Later Years and Death
Oakley continued to set records into her sixties, and she also engaged in extensive, albeit quiet, philanthropy for women's rights and other causes, including the support of specific young women that she knew. She embarked on a comeback and intended to star in a feature-length silent movie. In a 1922 shooting contest in Pinehurst, North Carolina, sixty-two-year-old Oakley hit 100 clay targets in a row from 16 yards (15 m).
In late 1922, Oakley and Butler suffered a debilitating automobile accident that forced her to wear a steel brace on her right leg. Yet after a year and a half of recovery, she again performed and set records in 1924.

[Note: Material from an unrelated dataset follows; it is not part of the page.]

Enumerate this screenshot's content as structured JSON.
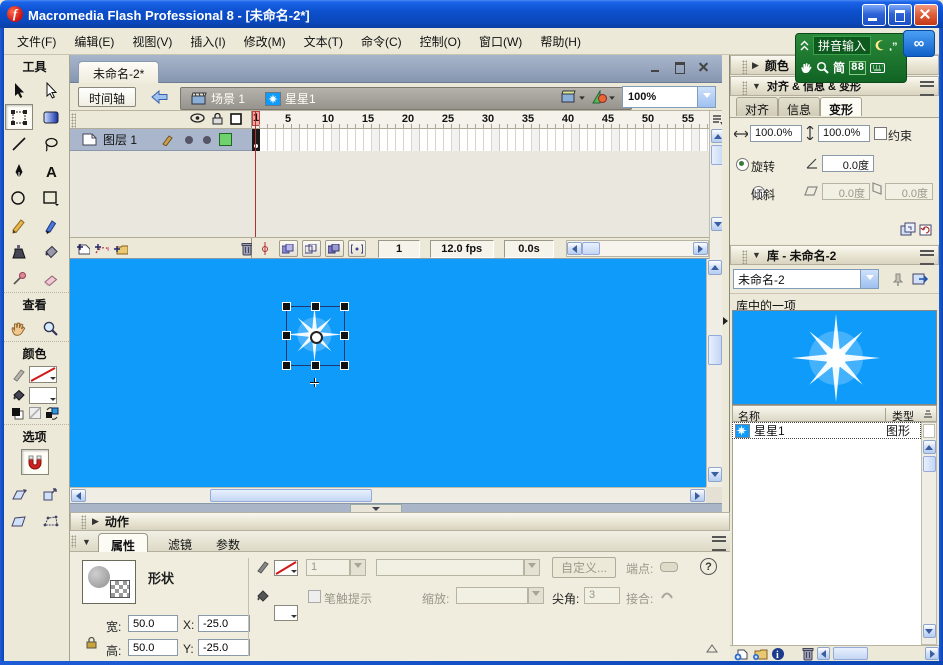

Her health declined in 1925 and she died of pernicious anemia in Greenville, Ohio at the age of sixty-six on November 3, 1926. She was buried in Brock Cemetery in Greenville, Ohio. Butler was so grieved by her death that he stopped eating. He died just 18 days later, on November 21, 1926 in Michigan. Butler was buried next to Annie.
After her death, her incomplete autobiography was given to Fred Stone, the stage comedian, and it was discovered that her entire fortune had been spent on her family and her charities.
She was inducted into the National Cowgirl Museum and Hall of Fame in Fort Worth, Texas.